[K:NWTS 20/2 (Sep 2005) 10-11]
The soul which with a firm faith cleaves to the promises of God is united with them, absorbed by them, penetrated, saturated, inebriated by their power. If the touch of Christ was healing, how much more does that most tender touch in the spirit, that absorption in the Word convey to the soul all the qualities of the Word so that it becomes trustworthy, peaceable, free, full of every good, a true child of God. From this we see very easily why faith can do so much and no good work is like unto it, for no good work comes from God's Word like faith. No good work can be within the soul, but the Word and faith reign there. What the Word is that the soul is, as iron becomes fire-red through union with the flame. Plainly then faith is enough for the Christian man. He has no need for works to be made just. Then is he free from the law.

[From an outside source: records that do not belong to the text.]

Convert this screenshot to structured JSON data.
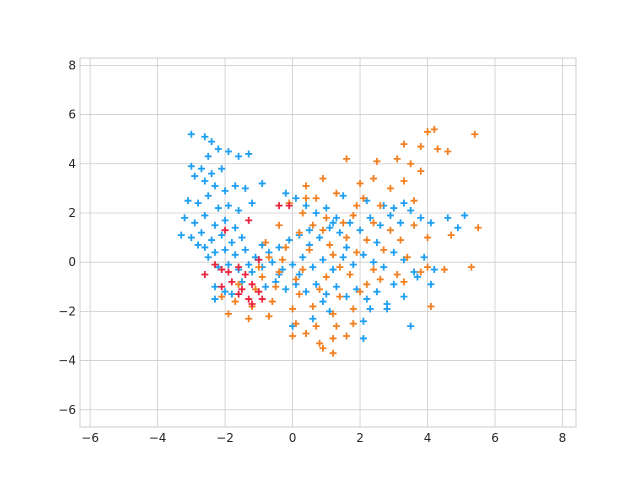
{
  "chart_data": {
    "type": "scatter",
    "title": "",
    "xlabel": "",
    "ylabel": "",
    "xlim": [
      -6.3,
      8.4
    ],
    "ylim": [
      -6.7,
      8.3
    ],
    "xticks": [
      -6,
      -4,
      -2,
      0,
      2,
      4,
      6,
      8
    ],
    "yticks": [
      -6,
      -4,
      -2,
      0,
      2,
      4,
      6,
      8
    ],
    "xtick_labels": [
      "−6",
      "−4",
      "−2",
      "0",
      "2",
      "4",
      "6",
      "8"
    ],
    "ytick_labels": [
      "−6",
      "−4",
      "−2",
      "0",
      "2",
      "4",
      "6",
      "8"
    ],
    "grid": true,
    "legend": false,
    "marker": "plus",
    "series": [
      {
        "color": "#1f9ff2",
        "points": [
          [
            -3.0,
            5.2
          ],
          [
            -2.6,
            5.1
          ],
          [
            -2.4,
            4.9
          ],
          [
            -2.2,
            4.6
          ],
          [
            -1.9,
            4.5
          ],
          [
            -1.6,
            4.3
          ],
          [
            -1.3,
            4.4
          ],
          [
            -3.0,
            3.9
          ],
          [
            -2.7,
            3.8
          ],
          [
            -2.4,
            3.6
          ],
          [
            -2.9,
            3.5
          ],
          [
            -2.6,
            3.3
          ],
          [
            -2.3,
            3.1
          ],
          [
            -2.0,
            2.9
          ],
          [
            -1.7,
            3.1
          ],
          [
            -1.4,
            3.0
          ],
          [
            -0.9,
            3.2
          ],
          [
            -3.1,
            2.5
          ],
          [
            -2.8,
            2.4
          ],
          [
            -2.5,
            2.7
          ],
          [
            -2.2,
            2.2
          ],
          [
            -1.9,
            2.3
          ],
          [
            -1.6,
            2.1
          ],
          [
            -1.2,
            2.4
          ],
          [
            -3.2,
            1.8
          ],
          [
            -2.9,
            1.6
          ],
          [
            -2.6,
            1.9
          ],
          [
            -2.3,
            1.5
          ],
          [
            -2.0,
            1.7
          ],
          [
            -1.7,
            1.4
          ],
          [
            -3.3,
            1.1
          ],
          [
            -3.0,
            1.0
          ],
          [
            -2.7,
            1.2
          ],
          [
            -2.4,
            0.9
          ],
          [
            -2.1,
            1.1
          ],
          [
            -1.8,
            0.8
          ],
          [
            -1.5,
            1.0
          ],
          [
            -2.6,
            0.6
          ],
          [
            -2.3,
            0.4
          ],
          [
            -2.0,
            0.5
          ],
          [
            -1.7,
            0.3
          ],
          [
            -1.4,
            0.5
          ],
          [
            -1.1,
            0.2
          ],
          [
            -2.2,
            -0.2
          ],
          [
            -1.9,
            -0.1
          ],
          [
            -1.6,
            -0.3
          ],
          [
            -1.3,
            -0.1
          ],
          [
            -2.3,
            -1.0
          ],
          [
            -2.3,
            -1.5
          ],
          [
            -2.0,
            -1.2
          ],
          [
            -1.0,
            0.1
          ],
          [
            -0.7,
            0.4
          ],
          [
            -0.4,
            0.6
          ],
          [
            -0.1,
            0.9
          ],
          [
            0.2,
            1.1
          ],
          [
            0.5,
            1.3
          ],
          [
            0.8,
            1.0
          ],
          [
            1.1,
            1.4
          ],
          [
            1.4,
            1.2
          ],
          [
            1.7,
            1.6
          ],
          [
            2.0,
            1.3
          ],
          [
            2.3,
            1.8
          ],
          [
            2.6,
            1.5
          ],
          [
            2.9,
            1.9
          ],
          [
            3.2,
            1.6
          ],
          [
            3.5,
            2.1
          ],
          [
            3.8,
            1.8
          ],
          [
            4.1,
            1.6
          ],
          [
            4.6,
            1.8
          ],
          [
            5.1,
            1.9
          ],
          [
            4.9,
            1.4
          ],
          [
            1.5,
            2.7
          ],
          [
            2.2,
            2.5
          ],
          [
            2.7,
            2.3
          ],
          [
            3.0,
            2.2
          ],
          [
            3.3,
            2.4
          ],
          [
            -1.2,
            -0.4
          ],
          [
            -0.9,
            -0.2
          ],
          [
            -0.6,
            0.0
          ],
          [
            -0.3,
            -0.3
          ],
          [
            0.0,
            -0.1
          ],
          [
            0.3,
            0.2
          ],
          [
            0.6,
            -0.2
          ],
          [
            0.9,
            0.1
          ],
          [
            1.2,
            -0.3
          ],
          [
            1.5,
            0.2
          ],
          [
            1.8,
            -0.1
          ],
          [
            2.1,
            0.3
          ],
          [
            2.4,
            0.0
          ],
          [
            2.7,
            -0.2
          ],
          [
            3.0,
            0.4
          ],
          [
            3.3,
            0.1
          ],
          [
            3.6,
            -0.4
          ],
          [
            3.9,
            0.2
          ],
          [
            4.2,
            -0.3
          ],
          [
            4.1,
            -0.9
          ],
          [
            3.7,
            -0.6
          ],
          [
            -0.8,
            -1.0
          ],
          [
            -0.5,
            -0.8
          ],
          [
            -0.2,
            -1.1
          ],
          [
            0.1,
            -0.9
          ],
          [
            0.4,
            -1.2
          ],
          [
            0.7,
            -0.9
          ],
          [
            1.0,
            -1.3
          ],
          [
            1.3,
            -1.0
          ],
          [
            1.6,
            -1.4
          ],
          [
            1.9,
            -1.1
          ],
          [
            2.2,
            -1.5
          ],
          [
            2.5,
            -1.2
          ],
          [
            2.8,
            -1.7
          ],
          [
            2.3,
            -1.9
          ],
          [
            2.8,
            -1.9
          ],
          [
            3.3,
            -1.4
          ],
          [
            0.0,
            -2.6
          ],
          [
            0.6,
            -2.3
          ],
          [
            1.1,
            -2.0
          ],
          [
            2.1,
            -2.4
          ],
          [
            3.5,
            -2.6
          ],
          [
            2.1,
            -3.1
          ],
          [
            0.9,
            -1.6
          ],
          [
            -0.2,
            2.8
          ],
          [
            0.1,
            2.6
          ],
          [
            0.4,
            2.3
          ],
          [
            0.7,
            2.0
          ],
          [
            1.0,
            2.2
          ],
          [
            1.3,
            1.8
          ],
          [
            -2.5,
            0.2
          ],
          [
            -2.8,
            0.7
          ],
          [
            -1.5,
            -0.8
          ],
          [
            -1.8,
            -1.3
          ],
          [
            1.6,
            0.6
          ],
          [
            0.5,
            0.7
          ],
          [
            -0.4,
            -0.5
          ],
          [
            2.5,
            0.8
          ],
          [
            1.2,
            1.6
          ],
          [
            0.2,
            -0.5
          ],
          [
            -0.9,
            0.7
          ],
          [
            3.0,
            -0.9
          ],
          [
            -2.1,
            3.8
          ],
          [
            -2.5,
            4.3
          ]
        ]
      },
      {
        "color": "#f28022",
        "points": [
          [
            4.0,
            5.3
          ],
          [
            4.2,
            5.4
          ],
          [
            5.4,
            5.2
          ],
          [
            3.3,
            4.8
          ],
          [
            3.8,
            4.7
          ],
          [
            4.3,
            4.6
          ],
          [
            4.6,
            4.5
          ],
          [
            3.1,
            4.2
          ],
          [
            3.5,
            4.0
          ],
          [
            3.8,
            3.7
          ],
          [
            2.5,
            4.1
          ],
          [
            1.6,
            4.2
          ],
          [
            3.3,
            3.3
          ],
          [
            2.9,
            3.0
          ],
          [
            2.4,
            3.4
          ],
          [
            2.0,
            3.2
          ],
          [
            0.9,
            3.4
          ],
          [
            0.4,
            3.1
          ],
          [
            1.3,
            2.8
          ],
          [
            2.1,
            2.6
          ],
          [
            2.6,
            2.3
          ],
          [
            0.7,
            2.6
          ],
          [
            -0.1,
            2.4
          ],
          [
            0.3,
            2.0
          ],
          [
            1.0,
            1.8
          ],
          [
            1.8,
            1.9
          ],
          [
            2.4,
            1.6
          ],
          [
            -0.4,
            1.5
          ],
          [
            0.2,
            1.2
          ],
          [
            0.9,
            1.3
          ],
          [
            1.6,
            1.0
          ],
          [
            2.2,
            0.9
          ],
          [
            -0.8,
            0.8
          ],
          [
            -0.2,
            0.6
          ],
          [
            0.5,
            0.5
          ],
          [
            1.2,
            0.3
          ],
          [
            1.9,
            0.4
          ],
          [
            2.7,
            0.5
          ],
          [
            3.4,
            0.2
          ],
          [
            -1.0,
            -0.2
          ],
          [
            -0.4,
            -0.4
          ],
          [
            0.3,
            -0.3
          ],
          [
            1.0,
            -0.6
          ],
          [
            1.7,
            -0.5
          ],
          [
            2.4,
            -0.3
          ],
          [
            3.1,
            -0.5
          ],
          [
            3.8,
            -0.4
          ],
          [
            4.5,
            -0.3
          ],
          [
            5.3,
            -0.2
          ],
          [
            -1.6,
            -0.9
          ],
          [
            -1.1,
            -1.1
          ],
          [
            -0.5,
            -1.0
          ],
          [
            0.2,
            -1.3
          ],
          [
            0.8,
            -1.1
          ],
          [
            1.4,
            -1.4
          ],
          [
            2.0,
            -1.2
          ],
          [
            -2.1,
            -1.4
          ],
          [
            -1.7,
            -1.6
          ],
          [
            -1.2,
            -1.8
          ],
          [
            -0.6,
            -1.6
          ],
          [
            0.0,
            -1.9
          ],
          [
            0.6,
            -1.8
          ],
          [
            1.2,
            -2.1
          ],
          [
            1.8,
            -1.9
          ],
          [
            -1.9,
            -2.1
          ],
          [
            -1.3,
            -2.3
          ],
          [
            -0.7,
            -2.2
          ],
          [
            0.1,
            -2.5
          ],
          [
            0.7,
            -2.6
          ],
          [
            1.3,
            -2.6
          ],
          [
            1.8,
            -2.5
          ],
          [
            0.0,
            -3.0
          ],
          [
            0.4,
            -2.9
          ],
          [
            0.8,
            -3.3
          ],
          [
            1.2,
            -3.1
          ],
          [
            1.6,
            -3.0
          ],
          [
            1.2,
            -3.7
          ],
          [
            0.9,
            -3.5
          ],
          [
            4.1,
            -1.8
          ],
          [
            5.5,
            1.4
          ],
          [
            4.7,
            1.1
          ],
          [
            4.0,
            1.0
          ],
          [
            3.6,
            1.5
          ],
          [
            3.2,
            0.9
          ],
          [
            2.9,
            1.3
          ],
          [
            4.0,
            -0.2
          ],
          [
            3.3,
            -0.8
          ],
          [
            -0.3,
            0.1
          ],
          [
            1.5,
            1.6
          ],
          [
            2.6,
            -0.7
          ],
          [
            0.6,
            1.5
          ],
          [
            1.9,
            2.3
          ],
          [
            -0.7,
            0.2
          ],
          [
            0.1,
            -0.7
          ],
          [
            2.2,
            -0.9
          ],
          [
            1.1,
            0.7
          ],
          [
            0.4,
            2.6
          ],
          [
            3.6,
            2.5
          ],
          [
            1.4,
            -0.2
          ],
          [
            -0.9,
            -0.6
          ]
        ]
      },
      {
        "color": "#e8253f",
        "points": [
          [
            -0.4,
            2.3
          ],
          [
            -0.1,
            2.3
          ],
          [
            -1.3,
            1.7
          ],
          [
            -2.0,
            1.3
          ],
          [
            -2.6,
            -0.5
          ],
          [
            -2.3,
            -0.1
          ],
          [
            -2.1,
            -0.3
          ],
          [
            -1.9,
            -0.4
          ],
          [
            -1.6,
            -0.2
          ],
          [
            -1.4,
            -0.5
          ],
          [
            -1.8,
            -0.8
          ],
          [
            -1.5,
            -1.1
          ],
          [
            -1.2,
            -0.9
          ],
          [
            -1.0,
            -1.2
          ],
          [
            -1.3,
            -1.5
          ],
          [
            -1.6,
            -1.3
          ],
          [
            -2.1,
            -1.0
          ],
          [
            -1.2,
            -1.7
          ],
          [
            -0.9,
            -1.5
          ],
          [
            -1.0,
            0.1
          ]
        ]
      }
    ]
  }
}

But he is not therefore to be lazy or loose. Unless a man is already a believer and a Christian, his works have no value at all. They are foolish, idle, damnable sins, because when good works are brought forward as ground for justification, they are no longer good. Understand that we do not reject good works, but praise them highly. The apostle Paul said, "Let this mind be in you which was also in Christ Jesus, who being on an equality with God emptied himself, taking the form of a servant, and becoming obedient unto death." Paul means that when Christ was fully in the form of God, abounding in all things, so that he had no need of any work or any suffering to be saved, he was not puffed up, did not arrogate to himself power, but rather in suffering, working, enduring, and dying made himself like other men, as if he needed all things and were not in the form of God. All this he did to serve us. When God in his sheer mercy and without any merit of mine has given me such unspeakable riches, shall I not then freely, joyously, wholeheartedly, unprompted do everything I know will please him? I will give myself as a sort of Christ to my neighbor as Christ gave himself for me.
From The Freedom of the Christian Man cited by Roland Bainton in his classic study of the life of Luther, Here I Stand: A Life of Martin Luther (New York and Nashville: Abingdon Press, 1950) 230-31.